Signup/Sign In

Introduction to Web Scraping

Internet is an ocean of information spread accross various websites, where it is categorized, interlinked and mostly freely available for everyone.

For example: If you want to know about the market price for a particular product, you can go out in the market physically and ask shopkeepers or you can search the product on online stores like amazon, ebay etc. But what if you want list of all the products of a particular category in a certain price range? You will obviously prefer online stores because shopkeepers around your home will not entertain you with the list of all the products.

But getting such data/information from the internet is not easy at times. For such situations and requirements, we use programs to parse and fetch data from any website and this technique of extracting large amount of data from websites by parsing the HTML code is known as Web Scraping.

And we are here to learn how to do it. So without further delay, let's begin.


Prerequisites

To follow this tutorial well you must know a few things beforehand and they are:

  1. Python programming language. If you don't know python take the Studytonight Python course.
  2. Basics of HTML. Knowing HTML will boost your progress. You can start learning HTML on Studytonight itself.

Considering that you know python and HTML, let's set up all the tools/packages that are required for Web Scraping work.

If you don't have Python installed on your PC. Go to python's official website and download it. Once downloaded, follow the tutorial Getting started with Python for stepwise guide.

We would also require bs4 and requests modules from the python library to work on web acraping. Now, we are going to install all the required modules which we are going to use.


Installing bs4 module

To install the bs4 module, run the following command in the command line:

pip install bs4

After installing, check whether it is installed or not by running the following code.

import bs4

If the above command executes without any errors then you have successfully installed the bs4 module in your computer.


Installing requests module

Run the following command in the command line to install the requests module.

pip install requests

Again, after installing, check whether it is installed or not by running the following code.

import requests

If the above command executes without any errors then you have successfully installed the request module in your computer.

And with this, we are all set for web scraping.


Rules for Scraping

Following are some of the things that you should keep in mind while scraping data from any website:

  1. Go through the Terms & Conditions of the website from which you want to scrape data. Some websites do not allow web scraping to use the data for commercial use, while some allow, so we recommend you read the terms and conditions.
  2. Do not request data from the website too agressively while running your web scraping program because that might slow down the website.
  3. Once written your script might not work if the website changes its interface, do verify any changes in the website's layout before running your web scraping script.

Inspecting any Webpage

This is always the first step of the web scraping process, or we can say that this is the step 0.

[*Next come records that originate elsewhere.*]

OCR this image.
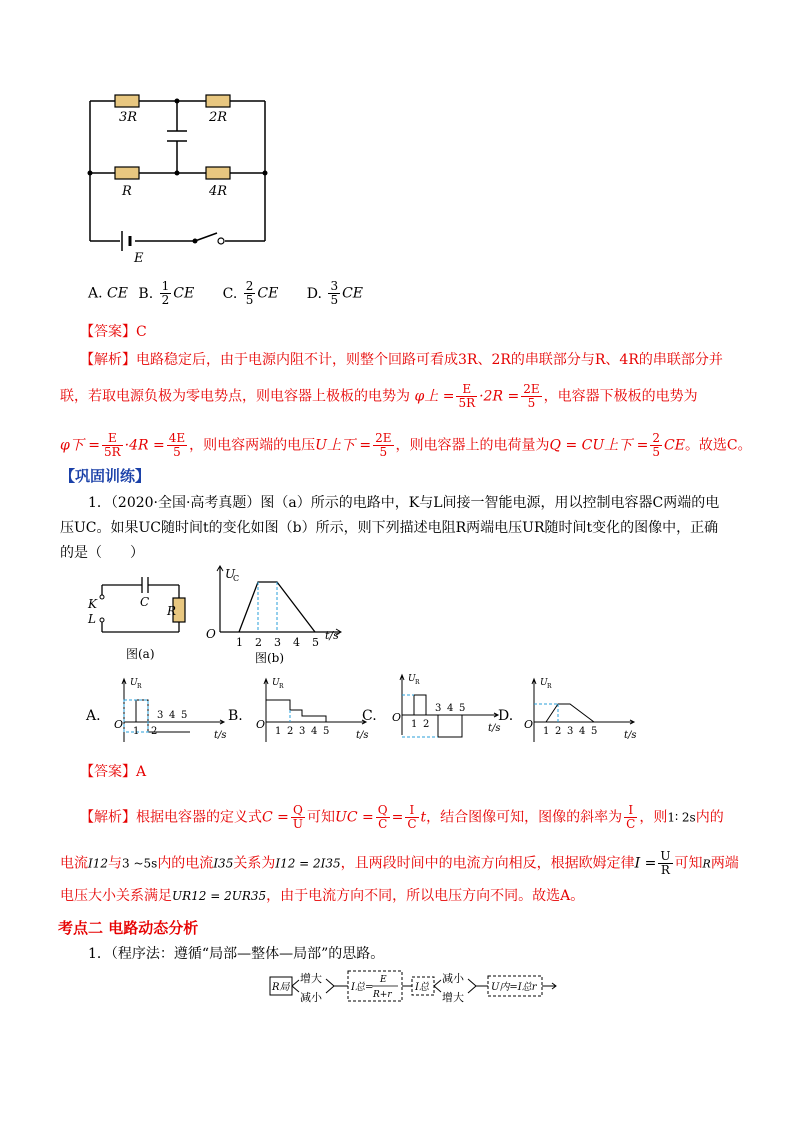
3R	2R
R	4R
E
A. CE B. $\frac{1}{2}$ CE C. $\frac{2}{5}$ CE D. $\frac{3}{5}$ CE
【答案】C
【解析】电路稳定后，由于电源内阻不计，则整个回路可看成3R、2R的串联部分与R、4R的串联部分并
联，若取电源负极为零电势点，则电容器上极板的电势为 φ上 = $\frac{E}{5R} \cdot 2R = \frac{2E}{5}$ ，电容器下极板的电势为
φ下 = $\frac{E}{5R} \cdot 4R = \frac{4E}{5}$ ，则电容两端的电压U上下 = $\frac{2E}{5}$ ，则电容器上的电荷量为Q = CU上下 = $\frac{2}{5}$ CE。故选C。
【巩固训练】
1．（2020·全国·高考真题）图（a）所示的电路中，K与L间接一智能电源，用以控制电容器C两端的电
压UC。如果UC随时间t的变化如图（b）所示，则下列描述电阻R两端电压UR随时间t变化的图像中，正确
的是（　　）
K
L
C
R
图(a)
U
C
O	t/s
图(b)
1 2 3 4 5
A.
U R
O
t/s
3 4 5
1 2
B.
U R
O
t/s
1 2 3 4 5
C.
U R
O
t/s
1 2
3 4 5 D.
U R
O
t/s
1 2 3 4 5
【答案】A
【解析】根据电容器的定义式$C = \frac{Q}{U}$ 可知UC = $\frac{Q}{C} = \frac{I}{C}$ t，结合图像可知，图像的斜率为 $\frac{I}{C}$ ，则1∶ 2s内的
电流I12与3 ~5s内的电流I35关系为I12 = 2I35，且两段时间中的电流方向相反，根据欧姆定律$I = \frac{U}{R}$ 可知R两端
电压大小关系满足UR12 = 2UR35，由于电流方向不同，所以电压方向不同。故选A。
考点二 电路动态分析
1．（程序法：遵循“局部—整体—局部”的思路。
R局
增大
减小
I总=
E
R+r
I总
减小
增大
U内=I总r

We can inspect the user interface and the related HTML code for any website using browser tools like Chrome's Developer Console etc.

For example, if you want to get all the topic names from the left sidebar of the tutorial on Studytonight's website, then if you are using Chrome browser on Windows press F12 key to open the developer tools(For macOS, press Command + Option + I).

Inspect element for web scraping

Then click on the button in the top-left corner as shown in the picture above. Once you click on that button, then all you have to do is hover your mouse pointer on any webpage's element and you will see the HTML code for it in the developer tools' Elements view.

Inspect element for web scraping

This is how we initially search and find the elements to start with web scraping.